Que va-t-il se passer à compter du prononcé de la décision de la Cour ?

N.H. Si la Cour européenne ne condamne pas la France, la décision d’interruption de l’alimentation et de l’hydratation artificielle de Vincent Lambert pourra être mise en œuvre. Certes, certains membres de la famille font valoir que la loi Leonetti impose que le protocole de fin de vie soit exécuté par le médecin qui a pris la décision initiale (le Dr Kariger, qui n’est plus en fonction, ndlr).

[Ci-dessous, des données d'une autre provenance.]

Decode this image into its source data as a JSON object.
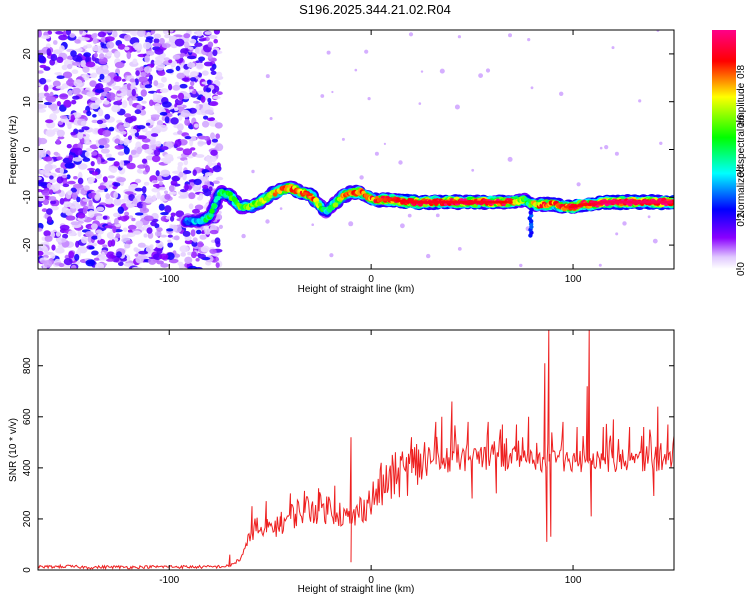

Mais ce détail procédural ne pourra pas faire obstacle durablement à la décision de fin de vie.

À l’inverse, une condamnation de la France ne ferait pas nécessairement obstacle à la reprise du protocole de fin de vie. Il faudra lire dans le détail l’arrêt européen. En effet, une condamnation pourrait ne pas être synonyme d’une interdiction absolue de mise en place du processus de fin de vie, mais simplement d’obligation pour la France de réexaminer plus attentivement la décision, quitte à la confirmer in fine.

Enfin, une troisième hypothèse serait que la Cour affirme que la décision de fin de vie viole en soi le droit à la vie garanti par la Convention européenne des droits de l’Homme. Mais c’est assez improbable car cela reviendrait à condamner frontalement les législations d’un nombre croissant d’États en Europe (Suisse, Allemagne, Belgique, etc.).